Two advanced control methods are proposed in this thesis to deal with the two shortcomings mentioned above, respectively. For the coupling influence and dead time difference in the multi-point temperature control system, a pole-zero cancellation method is proposed. While for the nonlinearity and large dead time of the control objects, a reference-model-based artificial neural network (NN) method is proposed.
1) Pole-zero cancellation method for multi-point temperature control system
The proposed method is one kind of the model-based advanced control method. In order to realize the model-based advanced control, the system identification method was performed to obtain the plant model of the control object. The detailed introduction of the system identification method for first order plus time delay (FOPTD) system has been presented. Based on the identified plant model, the multi-input multi-output (MIMO) PI control system was designed as such. Due to the strong coupling effect of the controlled object, the decoupling compensation was added into the MIMO PI control system. The experiments for the MIMO PI control system with and without decoupling compensation were then carried out. Upon these foundations, the pole-zero cancellation method has been proposed for the MIMO temperature control system to ensure proper transient response and to provide more closely controlled temperatures. In the proposed method, the temperature difference and transient response of all points can be controlled by considering the delay time difference and coupling term together with matrix gain compensation, and by investigating the pole-zero cancellation with feedforward reference model to the control loop. The simulations were carried out in the MATLAB/SIMULINK environment, and the experiments were performed based on the DSP controlled system platform. The effectiveness of the proposed pole-zero cancellation method was evaluated by comparing the results to those of a well-tuned conventional PI control system and PI plus decoupling compensation system.
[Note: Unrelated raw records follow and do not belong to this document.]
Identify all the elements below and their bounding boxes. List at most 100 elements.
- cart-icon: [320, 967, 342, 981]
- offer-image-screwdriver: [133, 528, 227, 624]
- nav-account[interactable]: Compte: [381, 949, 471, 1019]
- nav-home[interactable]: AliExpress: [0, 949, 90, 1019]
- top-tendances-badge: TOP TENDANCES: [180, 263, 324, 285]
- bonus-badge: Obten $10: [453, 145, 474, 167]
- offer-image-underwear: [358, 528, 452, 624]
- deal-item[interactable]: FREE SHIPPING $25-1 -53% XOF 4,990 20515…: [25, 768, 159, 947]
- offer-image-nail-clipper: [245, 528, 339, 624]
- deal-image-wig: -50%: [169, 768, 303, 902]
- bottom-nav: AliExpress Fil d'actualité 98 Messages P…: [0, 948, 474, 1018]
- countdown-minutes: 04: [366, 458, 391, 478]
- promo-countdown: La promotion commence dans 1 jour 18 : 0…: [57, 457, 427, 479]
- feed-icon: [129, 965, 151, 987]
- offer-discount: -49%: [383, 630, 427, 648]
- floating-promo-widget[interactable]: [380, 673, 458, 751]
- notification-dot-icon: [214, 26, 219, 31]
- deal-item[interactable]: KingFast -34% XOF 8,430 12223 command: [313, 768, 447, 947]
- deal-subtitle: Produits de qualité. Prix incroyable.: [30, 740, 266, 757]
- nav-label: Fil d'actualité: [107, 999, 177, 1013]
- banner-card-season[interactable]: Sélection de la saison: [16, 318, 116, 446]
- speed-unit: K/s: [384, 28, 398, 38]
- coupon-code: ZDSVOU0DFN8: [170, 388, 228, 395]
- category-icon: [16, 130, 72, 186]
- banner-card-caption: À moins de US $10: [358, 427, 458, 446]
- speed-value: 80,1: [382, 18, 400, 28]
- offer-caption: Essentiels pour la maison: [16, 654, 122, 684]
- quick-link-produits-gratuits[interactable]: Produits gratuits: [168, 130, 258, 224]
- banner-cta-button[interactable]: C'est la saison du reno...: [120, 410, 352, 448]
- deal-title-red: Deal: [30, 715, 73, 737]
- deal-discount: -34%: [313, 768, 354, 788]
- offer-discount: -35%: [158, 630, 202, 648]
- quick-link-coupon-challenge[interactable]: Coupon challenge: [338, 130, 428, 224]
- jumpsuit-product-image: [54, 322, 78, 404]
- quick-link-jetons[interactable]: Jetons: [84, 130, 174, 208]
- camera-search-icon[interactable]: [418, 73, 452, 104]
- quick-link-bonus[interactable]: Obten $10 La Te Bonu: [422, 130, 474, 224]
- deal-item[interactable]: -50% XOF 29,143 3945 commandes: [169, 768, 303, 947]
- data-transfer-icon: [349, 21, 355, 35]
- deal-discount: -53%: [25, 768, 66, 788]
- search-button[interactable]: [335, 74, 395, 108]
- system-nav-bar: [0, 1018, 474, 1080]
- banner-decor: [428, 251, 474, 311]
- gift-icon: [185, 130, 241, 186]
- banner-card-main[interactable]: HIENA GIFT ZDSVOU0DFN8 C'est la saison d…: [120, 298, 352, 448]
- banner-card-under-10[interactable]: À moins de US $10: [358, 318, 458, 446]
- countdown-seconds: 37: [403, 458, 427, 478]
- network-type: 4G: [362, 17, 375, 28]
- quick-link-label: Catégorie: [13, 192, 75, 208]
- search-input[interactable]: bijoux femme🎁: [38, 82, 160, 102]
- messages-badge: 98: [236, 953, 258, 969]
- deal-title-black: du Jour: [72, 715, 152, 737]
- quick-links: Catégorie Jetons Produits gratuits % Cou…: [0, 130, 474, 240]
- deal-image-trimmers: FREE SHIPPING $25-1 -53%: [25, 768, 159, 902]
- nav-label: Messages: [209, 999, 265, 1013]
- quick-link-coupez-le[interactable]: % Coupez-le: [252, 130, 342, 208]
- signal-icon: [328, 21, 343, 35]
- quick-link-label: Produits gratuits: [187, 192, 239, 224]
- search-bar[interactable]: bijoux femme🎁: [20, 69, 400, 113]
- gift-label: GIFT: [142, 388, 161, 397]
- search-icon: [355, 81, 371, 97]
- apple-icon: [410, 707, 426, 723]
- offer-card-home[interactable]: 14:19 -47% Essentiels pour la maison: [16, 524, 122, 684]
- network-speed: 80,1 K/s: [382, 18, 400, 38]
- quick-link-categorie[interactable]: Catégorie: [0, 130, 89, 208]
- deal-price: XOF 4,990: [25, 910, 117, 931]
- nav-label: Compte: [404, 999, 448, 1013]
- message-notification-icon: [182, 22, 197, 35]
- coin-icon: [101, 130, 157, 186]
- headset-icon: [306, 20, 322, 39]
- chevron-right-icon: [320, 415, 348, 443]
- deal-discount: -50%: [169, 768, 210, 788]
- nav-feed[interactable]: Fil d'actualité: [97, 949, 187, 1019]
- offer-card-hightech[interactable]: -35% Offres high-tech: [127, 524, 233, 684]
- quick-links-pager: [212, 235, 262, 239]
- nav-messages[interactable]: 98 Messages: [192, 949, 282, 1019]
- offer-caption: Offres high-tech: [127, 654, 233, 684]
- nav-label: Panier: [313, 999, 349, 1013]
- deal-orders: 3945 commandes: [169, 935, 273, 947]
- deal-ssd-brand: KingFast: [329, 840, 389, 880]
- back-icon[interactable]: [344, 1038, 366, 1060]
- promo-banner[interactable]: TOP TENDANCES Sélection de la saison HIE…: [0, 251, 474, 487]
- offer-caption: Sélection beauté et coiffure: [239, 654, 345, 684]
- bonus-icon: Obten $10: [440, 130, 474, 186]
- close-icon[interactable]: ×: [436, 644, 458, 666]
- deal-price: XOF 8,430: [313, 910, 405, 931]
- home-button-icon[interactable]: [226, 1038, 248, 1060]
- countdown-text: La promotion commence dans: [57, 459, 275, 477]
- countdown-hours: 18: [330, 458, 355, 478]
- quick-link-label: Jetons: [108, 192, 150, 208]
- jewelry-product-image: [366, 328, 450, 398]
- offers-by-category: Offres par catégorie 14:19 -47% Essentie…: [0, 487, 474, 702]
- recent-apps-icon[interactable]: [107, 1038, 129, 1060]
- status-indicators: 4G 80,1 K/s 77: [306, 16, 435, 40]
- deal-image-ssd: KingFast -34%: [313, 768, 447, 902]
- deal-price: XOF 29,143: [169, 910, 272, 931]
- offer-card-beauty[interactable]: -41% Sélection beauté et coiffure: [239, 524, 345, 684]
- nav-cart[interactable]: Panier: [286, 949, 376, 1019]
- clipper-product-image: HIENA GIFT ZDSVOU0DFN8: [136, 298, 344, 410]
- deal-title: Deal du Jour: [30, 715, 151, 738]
2) Reference-model-based Artificial NN control method for temperature control system
In this method, a reference-model-based artificial neural network (NN) control method has been proposed for the temperature control system. Several types of neural network structure and activation function are investigated, and the multi-layer NN structure is chosen with the ReLU function as its activation function. The control system is driven by using the error signal between system output and reference model output as the teaching signal of the NN controller. The proposed method is a reference-model-based NN system combined with I-PD control structure. The reference model and I-PD parameters are designed based on the FOPTD system. The simulation was carried out in MATLAB/SIMULINK environment to evaluate the control performance of the proposed method by comparing with the conventional feedback error learning NN control system. The effectiveness of the proposed method has been evaluated by focusing on the overshoot and transient response of the controlled system. As a result, the robustness of the proposed reference model-based NN control method for the plant perturbation and disturbance has been successfully verified. In addition, the recurrent type NN structure was then introduced to the control system, and simulations were carried out to compare with the feedforward type NN control system. Finally, the experiments of the proposed control method have been carried out on a DSP-based temperature system platform. The results are quantitatively evaluated by taking the transient response into account.